Tahun 1811-1816, Alexander Hare membuat perahu besar dengan tenaga ahli khusus. Ia adalah pedagang Inggris, sekaligus raja Kerajaan Maluka di Banjarmasin.
Hare meniru teknik pembuatan perahu besar dari penduduk Kalimantan Tenggara di wilayah Selatan dan Timur pesisir. Umumnya, wilayah itu dimukimi orang-orang suku Bugis.
Berdasarkan catatan Mantan Gubernur Jenderal Hindia Belanda pada abad ke-19 Jean Chrétien Baud, Hare tidak merekrut tenaga kerja Bugis. Ia hanya mendatangkan tenaga kerja dari pantai utara Jawa.
Menurut Syarifuddin dalam Perahu Bugis Pagatan (1992), Perahu Pejala terbuat dari kayu damar putih. Ada pula Perahu Ambing yang terbuat dari kayu bungur, damar putih, dan halaban. Halaban juga digunakan untuk bahan baku arang.
Sementara bahan baku pembuatan Perahu Bugis adalah dari kayu jati atau bangkirai. Menurut Kementerian Kehutanan, kayu asli Kalimantan ini memiliki tingkat kekuatan setara kayu jati.
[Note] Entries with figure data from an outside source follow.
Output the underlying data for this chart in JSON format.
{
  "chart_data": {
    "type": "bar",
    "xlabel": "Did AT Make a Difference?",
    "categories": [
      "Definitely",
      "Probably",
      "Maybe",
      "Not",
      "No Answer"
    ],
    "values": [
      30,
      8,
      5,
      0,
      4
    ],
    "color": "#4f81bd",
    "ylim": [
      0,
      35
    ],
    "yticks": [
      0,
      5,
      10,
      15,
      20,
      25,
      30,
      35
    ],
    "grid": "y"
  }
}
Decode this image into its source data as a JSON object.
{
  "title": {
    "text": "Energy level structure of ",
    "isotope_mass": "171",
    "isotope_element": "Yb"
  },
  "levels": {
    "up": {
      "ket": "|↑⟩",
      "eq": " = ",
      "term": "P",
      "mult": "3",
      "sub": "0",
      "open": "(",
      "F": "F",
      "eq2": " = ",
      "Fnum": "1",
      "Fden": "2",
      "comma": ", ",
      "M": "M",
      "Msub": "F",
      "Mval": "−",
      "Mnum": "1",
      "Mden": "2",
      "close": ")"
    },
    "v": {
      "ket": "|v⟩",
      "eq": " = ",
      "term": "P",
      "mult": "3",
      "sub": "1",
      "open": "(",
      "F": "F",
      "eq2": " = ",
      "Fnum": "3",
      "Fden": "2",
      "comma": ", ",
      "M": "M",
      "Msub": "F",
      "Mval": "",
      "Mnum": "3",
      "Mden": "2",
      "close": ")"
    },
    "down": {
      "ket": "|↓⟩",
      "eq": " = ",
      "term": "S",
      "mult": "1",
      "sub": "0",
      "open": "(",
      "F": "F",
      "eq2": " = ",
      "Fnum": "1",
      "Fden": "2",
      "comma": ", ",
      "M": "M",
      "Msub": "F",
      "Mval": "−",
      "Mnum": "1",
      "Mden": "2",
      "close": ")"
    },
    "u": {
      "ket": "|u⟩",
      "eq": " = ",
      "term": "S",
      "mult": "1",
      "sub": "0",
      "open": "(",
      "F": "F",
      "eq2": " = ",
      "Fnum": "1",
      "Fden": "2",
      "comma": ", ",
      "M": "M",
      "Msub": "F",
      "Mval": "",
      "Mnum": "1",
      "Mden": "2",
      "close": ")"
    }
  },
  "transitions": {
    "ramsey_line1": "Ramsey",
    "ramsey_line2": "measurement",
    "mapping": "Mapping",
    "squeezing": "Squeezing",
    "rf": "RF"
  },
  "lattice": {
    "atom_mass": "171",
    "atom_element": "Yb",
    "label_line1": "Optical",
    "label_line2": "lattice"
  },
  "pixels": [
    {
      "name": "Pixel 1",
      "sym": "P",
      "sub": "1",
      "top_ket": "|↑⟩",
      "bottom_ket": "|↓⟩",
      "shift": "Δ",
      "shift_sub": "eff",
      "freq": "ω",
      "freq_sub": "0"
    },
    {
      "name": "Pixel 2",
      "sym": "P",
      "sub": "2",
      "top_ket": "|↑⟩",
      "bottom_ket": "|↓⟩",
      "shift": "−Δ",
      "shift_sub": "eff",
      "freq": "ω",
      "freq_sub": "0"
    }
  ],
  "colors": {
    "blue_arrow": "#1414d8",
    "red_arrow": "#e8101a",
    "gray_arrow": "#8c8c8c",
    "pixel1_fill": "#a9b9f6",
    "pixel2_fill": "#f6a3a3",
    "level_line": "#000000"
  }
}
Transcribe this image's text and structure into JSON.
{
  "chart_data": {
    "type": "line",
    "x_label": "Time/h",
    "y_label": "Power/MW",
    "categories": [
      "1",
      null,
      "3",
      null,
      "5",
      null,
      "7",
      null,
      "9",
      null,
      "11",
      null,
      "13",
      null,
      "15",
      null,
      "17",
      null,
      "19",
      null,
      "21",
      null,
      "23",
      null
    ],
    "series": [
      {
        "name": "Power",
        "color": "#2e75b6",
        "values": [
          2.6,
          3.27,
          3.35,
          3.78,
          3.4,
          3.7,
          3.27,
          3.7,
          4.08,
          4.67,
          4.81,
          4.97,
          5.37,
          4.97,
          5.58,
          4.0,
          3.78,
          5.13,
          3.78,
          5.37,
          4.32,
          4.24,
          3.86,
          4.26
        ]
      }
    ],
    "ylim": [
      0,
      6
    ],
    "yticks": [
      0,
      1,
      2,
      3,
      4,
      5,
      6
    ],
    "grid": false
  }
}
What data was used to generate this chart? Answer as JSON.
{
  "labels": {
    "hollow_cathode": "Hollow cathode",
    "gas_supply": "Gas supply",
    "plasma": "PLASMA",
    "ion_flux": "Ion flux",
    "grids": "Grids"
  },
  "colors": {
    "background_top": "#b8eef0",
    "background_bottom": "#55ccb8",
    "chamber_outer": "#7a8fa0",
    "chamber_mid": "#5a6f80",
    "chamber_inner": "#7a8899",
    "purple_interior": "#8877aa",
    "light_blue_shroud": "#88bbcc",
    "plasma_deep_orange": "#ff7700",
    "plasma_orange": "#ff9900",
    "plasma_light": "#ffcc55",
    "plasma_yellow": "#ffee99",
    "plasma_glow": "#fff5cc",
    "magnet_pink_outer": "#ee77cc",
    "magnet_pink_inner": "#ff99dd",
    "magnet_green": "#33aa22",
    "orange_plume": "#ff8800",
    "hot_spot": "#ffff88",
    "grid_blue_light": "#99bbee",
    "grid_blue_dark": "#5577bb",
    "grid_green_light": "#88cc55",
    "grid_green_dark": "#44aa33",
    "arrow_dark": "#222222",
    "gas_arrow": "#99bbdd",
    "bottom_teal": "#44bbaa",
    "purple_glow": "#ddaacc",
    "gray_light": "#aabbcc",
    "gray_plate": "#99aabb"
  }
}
Namun, karena tak tahan air tawar, perahu berbahan bangkirai hanya digunakan saat melintas air asin. Dosen sejarah FKIP Universitas Lambung Mangkurat (ULM), Mansyur mengatakan perahu Bugis Pagatan dibagi berdasarkan fungsi.
Perahu sampang menjadi satu-satunya jenis perahu untuk transportasi sungai yang menghubungkan Kusan Hilir, Kusan Hulu, dan wilayah Batulicin. “Bisa juga digunakan petani ke sawah,” ujarnya.
Adapun di jalur laut Pagatan, dibuat khusus untuk keperluan tertentu sesuai fungsinya. Kapal layar besar digunakan mengarungi laut atau samudera.
Kapal itu biasanya membawa lepa-lepa sebagai sekoci yang diikat di buritan kapal. “Ini dipakai sebagai alat transportasi ke darat atau pantai saat berlabuh di suatu tempat,” katanya.